On an NTM (next-12-months) basis, American International Group (AIG) has a price-to-earnings ratio of ~11.6x compared to its peers’ average of ~13.9x, which implies lower valuations.
AIG’s weak 3Q17 results could have contributed to its discounted valuations. The declining trend in its EPS (earnings per share) estimates for 4Q17 was a cause of some concern. To rectify this trend, the company could increase its quarterly payout, which has remained constant during the past few quarters.

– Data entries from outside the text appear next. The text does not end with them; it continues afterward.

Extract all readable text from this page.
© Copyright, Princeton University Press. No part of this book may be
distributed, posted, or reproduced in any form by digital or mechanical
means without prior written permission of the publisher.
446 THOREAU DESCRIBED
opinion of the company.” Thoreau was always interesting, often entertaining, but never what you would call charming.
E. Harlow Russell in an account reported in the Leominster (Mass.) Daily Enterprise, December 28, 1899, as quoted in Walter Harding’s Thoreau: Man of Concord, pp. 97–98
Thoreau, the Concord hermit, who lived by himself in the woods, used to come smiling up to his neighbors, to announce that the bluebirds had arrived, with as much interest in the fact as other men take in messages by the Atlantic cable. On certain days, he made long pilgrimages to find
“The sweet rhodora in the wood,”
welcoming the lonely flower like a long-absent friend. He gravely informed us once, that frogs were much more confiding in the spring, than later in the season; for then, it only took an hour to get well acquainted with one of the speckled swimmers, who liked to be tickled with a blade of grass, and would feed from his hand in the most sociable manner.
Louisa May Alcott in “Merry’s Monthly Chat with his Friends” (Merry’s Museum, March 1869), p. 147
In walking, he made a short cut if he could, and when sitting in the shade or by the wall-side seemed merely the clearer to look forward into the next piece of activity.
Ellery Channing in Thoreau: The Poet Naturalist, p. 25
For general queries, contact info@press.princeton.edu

Favorable outlook and price target
American International Group (AIG) could recover from its discounted valuations as it has raised its rates, which could act as a tailwind on the company’s margins. The recent interest rate increase by the Federal Reserve could also prove beneficial for the company with respect to its investment yields.
Property and casualty insurance companies are expected to witness strong growth in 2018 on the back of premium increases. However, analysts have given a one-year price target of $66.63 per share on AIG from the current market price of $59.78 per share. This trend implies an increase of ~11.5%.
AIG has a price-to-book ratio of 0.74x on an LTM (last-12-months) basis. Among its peers, Travelers Companies (TRV), Hartford Financial Services (HIG), and Aflac (AFL) reported price-to-book ratios of ~1.6x, ~1.2x, and ~1.6x, respectively, on an LTM basis.